Il y a quelques semaines, je découvrais ma première séance improvisée en plein air.
C’était lors d’un pique-nique, juste mon Maître et moi, en fin de journée. Nous étions seul sur la grande place engazonnée et profitions des derniers rayons de soleil, lorsqu’il eut une idée.
- Attends-moi là, fit-il, un air coquin dans l’œil, je reviens tout de suite.
Je restais donc assise sur la couverture, et le regardais filer en direction de la forêt avoisinante. Il en revint rapidement, muni de branches de noisetier.
Une joie sauvage me saisi au cœur. J’avais immédiatement compris ce qu’il préparait là. S’en suivit une flagellation aux baguettes de noisetier mémorable et efficace où, allongée sur la couverture, je connu mes premiers émois et orgasme en plein air.
Ce week end dernier, lors d’une promenade en forêt, je connu une seconde expérience du même type, mais pourtant très différente, ne serrait-ce que dans les sensations.
Imaginez une grande forêt, en fin d’après-midi, en automne, alors qu’il commence à faire froid.
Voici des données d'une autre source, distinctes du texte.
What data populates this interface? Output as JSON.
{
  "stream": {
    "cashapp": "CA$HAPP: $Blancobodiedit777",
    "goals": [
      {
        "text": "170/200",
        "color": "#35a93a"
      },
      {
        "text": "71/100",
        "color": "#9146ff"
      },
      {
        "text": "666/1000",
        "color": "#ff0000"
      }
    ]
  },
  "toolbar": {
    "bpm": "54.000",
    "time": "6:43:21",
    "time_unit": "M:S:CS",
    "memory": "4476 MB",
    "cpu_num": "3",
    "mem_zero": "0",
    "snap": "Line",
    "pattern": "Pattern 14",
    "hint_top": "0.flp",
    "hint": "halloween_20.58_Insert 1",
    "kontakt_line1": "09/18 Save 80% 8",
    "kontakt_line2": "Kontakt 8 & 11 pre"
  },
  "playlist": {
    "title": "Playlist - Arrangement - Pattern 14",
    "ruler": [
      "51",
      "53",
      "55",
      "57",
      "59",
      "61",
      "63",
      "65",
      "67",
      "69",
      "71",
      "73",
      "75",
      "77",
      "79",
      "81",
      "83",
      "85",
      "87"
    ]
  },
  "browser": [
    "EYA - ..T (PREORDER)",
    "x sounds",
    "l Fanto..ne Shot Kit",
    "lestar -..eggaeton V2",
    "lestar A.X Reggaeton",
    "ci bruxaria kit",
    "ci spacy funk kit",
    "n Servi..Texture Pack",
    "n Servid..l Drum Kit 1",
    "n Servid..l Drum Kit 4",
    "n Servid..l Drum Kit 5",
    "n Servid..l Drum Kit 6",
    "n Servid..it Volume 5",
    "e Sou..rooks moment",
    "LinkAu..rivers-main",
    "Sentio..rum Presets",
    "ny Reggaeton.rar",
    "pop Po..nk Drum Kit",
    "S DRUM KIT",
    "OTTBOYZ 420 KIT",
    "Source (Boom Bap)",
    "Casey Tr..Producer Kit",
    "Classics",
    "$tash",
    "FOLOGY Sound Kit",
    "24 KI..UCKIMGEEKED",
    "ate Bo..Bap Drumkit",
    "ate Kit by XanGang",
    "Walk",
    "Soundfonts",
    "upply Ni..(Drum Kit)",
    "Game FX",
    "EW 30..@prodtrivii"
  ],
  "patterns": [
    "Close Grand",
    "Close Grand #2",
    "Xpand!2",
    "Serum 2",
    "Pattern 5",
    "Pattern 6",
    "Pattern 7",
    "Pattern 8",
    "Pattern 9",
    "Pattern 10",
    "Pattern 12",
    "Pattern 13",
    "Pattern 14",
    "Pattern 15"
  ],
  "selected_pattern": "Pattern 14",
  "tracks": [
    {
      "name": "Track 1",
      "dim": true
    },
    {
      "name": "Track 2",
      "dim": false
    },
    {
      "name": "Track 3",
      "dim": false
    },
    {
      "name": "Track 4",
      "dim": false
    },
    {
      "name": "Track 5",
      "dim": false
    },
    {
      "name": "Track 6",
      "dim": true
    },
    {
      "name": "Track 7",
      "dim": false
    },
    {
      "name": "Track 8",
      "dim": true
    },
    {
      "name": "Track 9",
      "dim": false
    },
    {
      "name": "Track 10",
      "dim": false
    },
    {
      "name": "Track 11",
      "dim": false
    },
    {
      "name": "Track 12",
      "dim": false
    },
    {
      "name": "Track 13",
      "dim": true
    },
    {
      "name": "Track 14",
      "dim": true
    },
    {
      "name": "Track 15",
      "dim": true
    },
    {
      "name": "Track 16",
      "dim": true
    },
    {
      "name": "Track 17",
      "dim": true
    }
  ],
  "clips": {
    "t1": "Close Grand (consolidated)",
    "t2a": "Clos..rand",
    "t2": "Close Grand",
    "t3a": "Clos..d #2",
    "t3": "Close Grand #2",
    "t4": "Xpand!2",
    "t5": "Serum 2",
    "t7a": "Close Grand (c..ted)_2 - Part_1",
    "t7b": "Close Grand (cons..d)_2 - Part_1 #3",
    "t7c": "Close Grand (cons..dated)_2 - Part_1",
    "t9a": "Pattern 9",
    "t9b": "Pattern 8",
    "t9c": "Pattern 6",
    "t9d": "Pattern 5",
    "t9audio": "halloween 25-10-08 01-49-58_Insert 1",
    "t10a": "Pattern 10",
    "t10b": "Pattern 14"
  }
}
Nous somme sur un petit chemin, et soudain mon Maître part dans les fourrés et s’enfonce dans le sous-bois.
Je demande :
- Que fais-tu ?
- Je cherche un gros arbre.
Il y en a plein, et je le vois passer de l’un à l’autre, alors que j’attends toujours sur le chemin.
- Qu’est-ce que tu fais, me lance-t-il. Tu viens ?
Je rapplique, je commence à comprendre. Il avait cueilli un peu plus tôt un baguette de noisetier (encore), mais juste une, et nous avions plaisanté sur son utilisation, il m’avait un peu taquiné les fesses par dessus ma jupe, puis en dessous, mais sans aller plus loin, nous avions poursuivit notre balade sans autre.
Me voilà à choisir avec lui un tronc approprié pour m’appuyer contre. Je trouve mon bonheur au pied d’un grand sapin et l’étreints, jupe relevée, jambes et fesses nues et offertes.
Je sens sur ma peau le vent froid qui me donne la chaire de poule, mais les premiers coups de baguette viennent contré la brise.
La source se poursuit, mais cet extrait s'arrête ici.